Some of the key provisions of the Affordable Care Act are:

  • Young adults can remain on their parents’ health plans until they are 26 years old
  • Kids with pre-existing conditions may not be denied health coverage by insurance companies.
  • Employers with fewer than 25 workers may receive help in funding the cost of providing health insurance. Some small businesses are taking advantage of new tax credits which makes the purchasing of health insurance for employees more affordable. Small businesses are eligible if they provide health care for their employees, have no more than 25 full-time workers, and pay an average yearly salary of less than $50,000. Starting in 2014, the tax credit will be 50% for small businesses and 35% for non-profit ones
  • Adults who have been denied coverage because of an existing precondition and have been uninsured for 6+ months may now get insurance
  • Essential health benefits and coverage will be guaranteed for almost all Americans.

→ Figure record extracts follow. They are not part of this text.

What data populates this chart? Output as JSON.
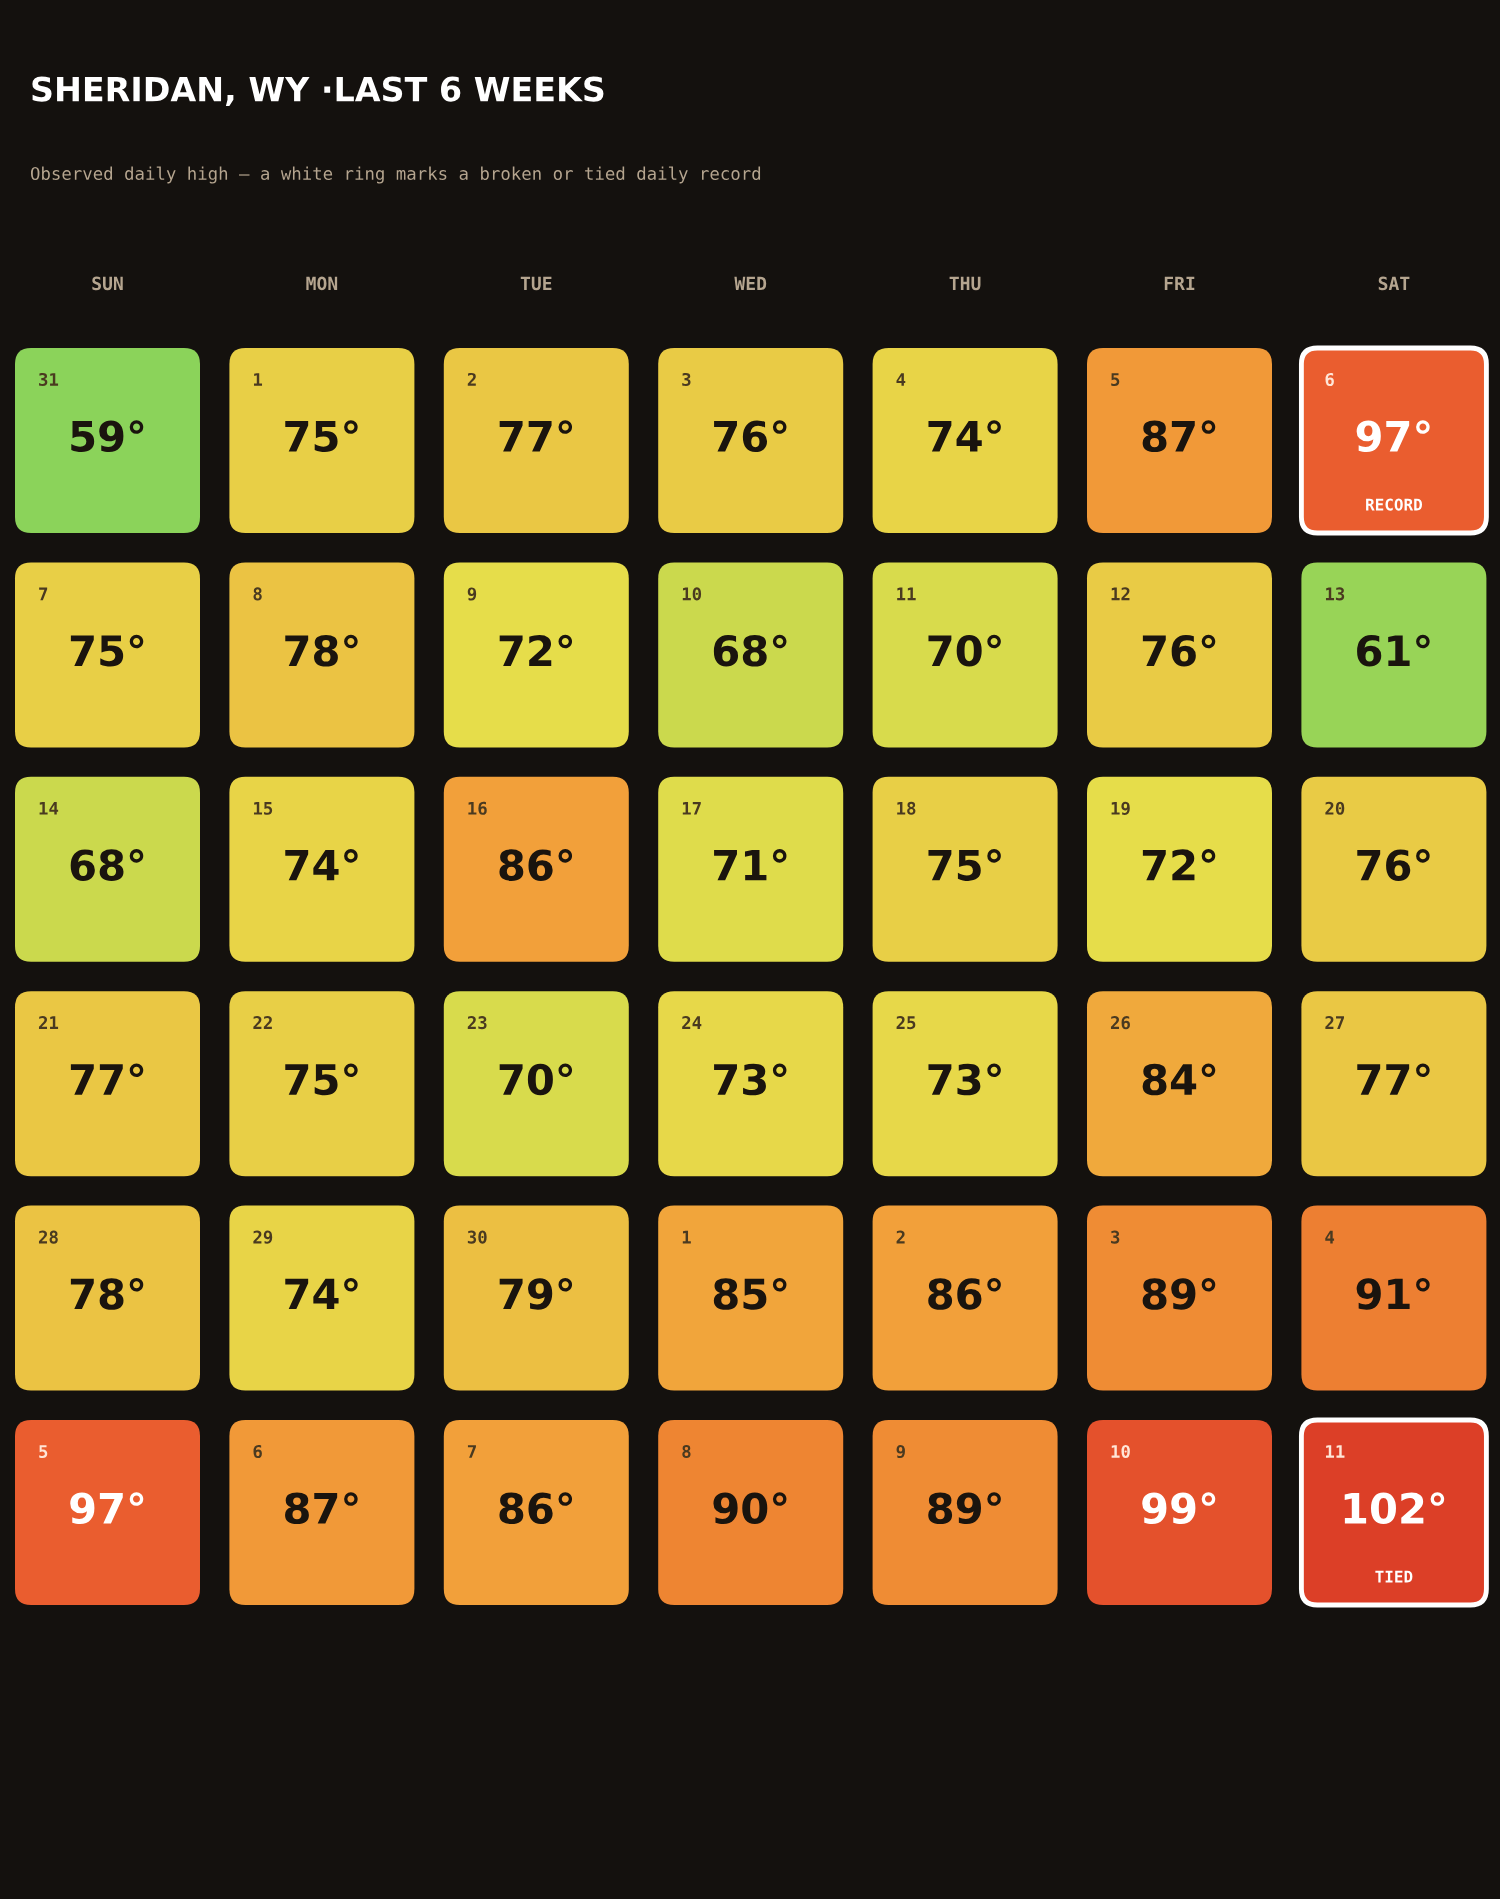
{
  "chart_data": {
    "type": "heatmap",
    "title": "SHERIDAN, WY ·LAST 6 WEEKS",
    "subtitle": "Observed daily high — a white ring marks a broken or tied daily record",
    "categories": [
      "SUN",
      "MON",
      "TUE",
      "WED",
      "THU",
      "FRI",
      "SAT"
    ],
    "y_categories": [
      null,
      null,
      null,
      null,
      null,
      null
    ],
    "cells": [
      [
        59,
        75,
        77,
        76,
        74,
        87,
        97
      ],
      [
        75,
        78,
        72,
        68,
        70,
        76,
        61
      ],
      [
        68,
        74,
        86,
        71,
        75,
        72,
        76
      ],
      [
        77,
        75,
        70,
        73,
        73,
        84,
        77
      ],
      [
        78,
        74,
        79,
        85,
        86,
        89,
        91
      ],
      [
        97,
        87,
        86,
        90,
        89,
        99,
        102
      ]
    ],
    "cell_labels": [
      [
        "59°",
        "75°",
        "77°",
        "76°",
        "74°",
        "87°",
        "97°\nRECORD"
      ],
      [
        "75°",
        "78°",
        "72°",
        "68°",
        "70°",
        "76°",
        "61°"
      ],
      [
        "68°",
        "74°",
        "86°",
        "71°",
        "75°",
        "72°",
        "76°"
      ],
      [
        "77°",
        "75°",
        "70°",
        "73°",
        "73°",
        "84°",
        "77°"
      ],
      [
        "78°",
        "74°",
        "79°",
        "85°",
        "86°",
        "89°",
        "91°"
      ],
      [
        "97°",
        "87°",
        "86°",
        "90°",
        "89°",
        "99°",
        "102°\nTIED"
      ]
    ],
    "annotations": [
      "31",
      "1",
      "2",
      "3",
      "4",
      "5",
      "6",
      "7",
      "8",
      "9",
      "10",
      "11",
      "12",
      "13",
      "14",
      "15",
      "16",
      "17",
      "18",
      "19",
      "20",
      "21",
      "22",
      "23",
      "24",
      "25",
      "26",
      "27",
      "28",
      "29",
      "30",
      "1",
      "2",
      "3",
      "4",
      "5",
      "6",
      "7",
      "8",
      "9",
      "10",
      "11"
    ]
  }
}
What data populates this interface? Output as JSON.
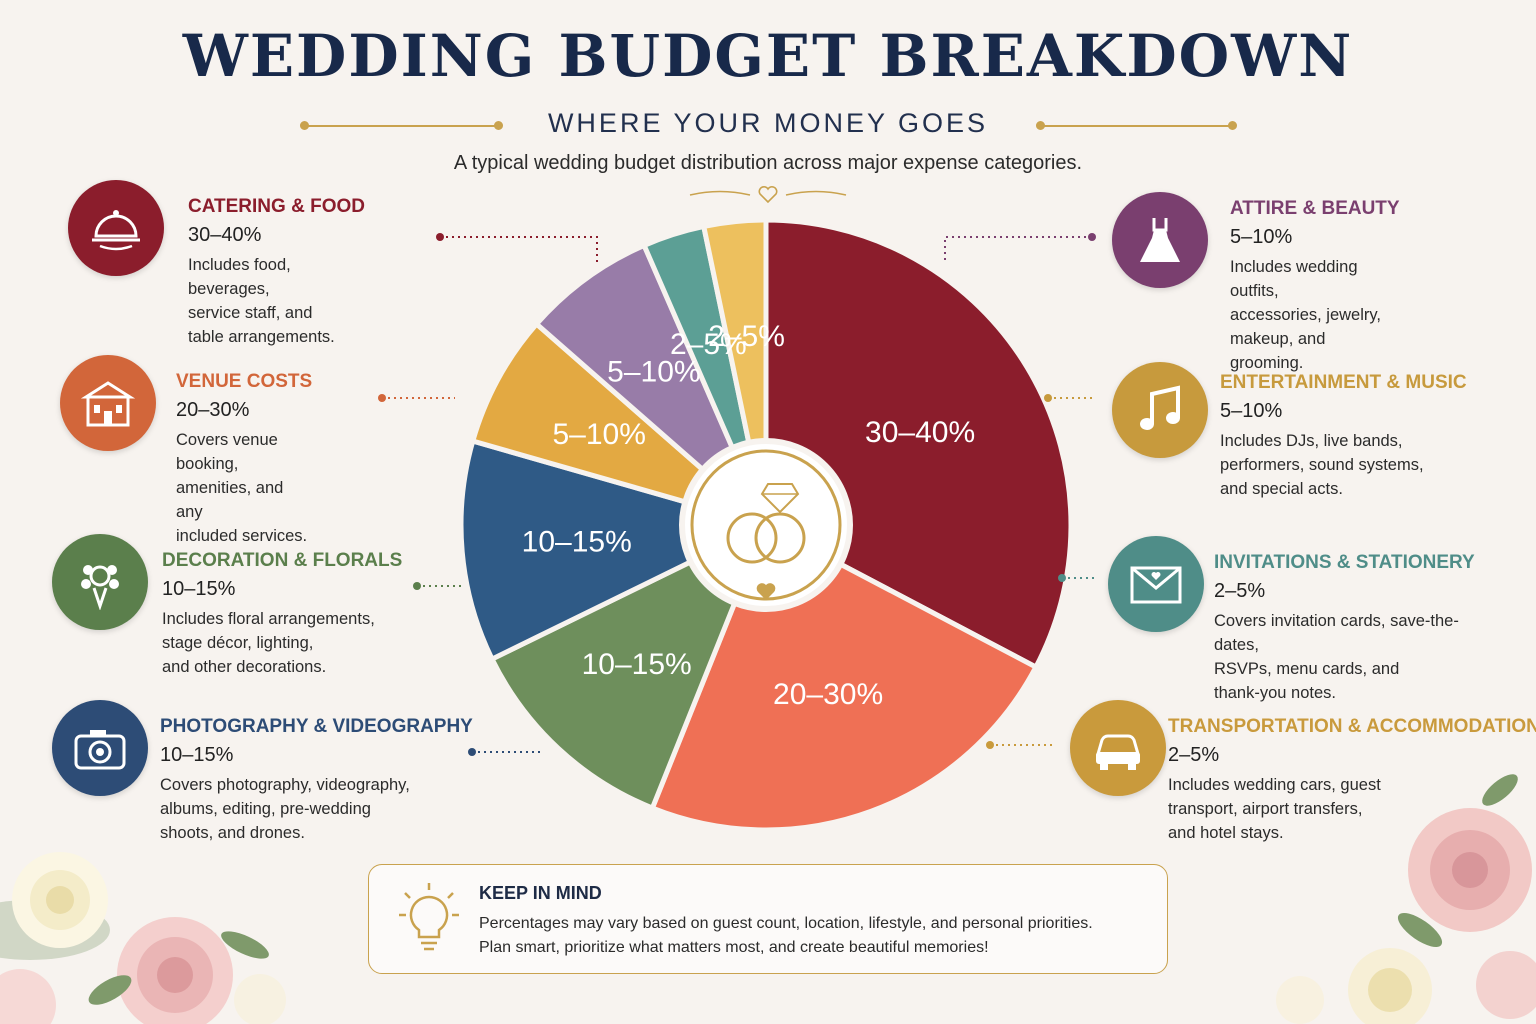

As from January, 2014, policies will be required to offer a set of basic benefits which will be available on state-based marketplaces (exchanges). All exchanges will list the health plans on offer, so that people can make comparisons and shop around for the best plans. By 2014, all Medicaid state plans must offer at least
  • The majority of Americans who do not already have health insurance or health coverage will have to make sure they do in 2014. Financial assistance will be available for those who cannot afford it. Individuals who decide not to be covered will have to pay a fee - many call this a form of taxation (in fact, in a Supreme Court ruling yesterday, they allowed the introduction of the word “tax” when referring to this part of the Act). Individuals who pay over 8% of their monthly income to buy health insurance will be exempt
  • Exchanges will be created in 2014, state-based marketplaces where Americans without insurance will be able to buy health insurance. The aim is to increase competition between insurers in a state and allow people to compare and shop around for health plans that suit their circumstances and pockets.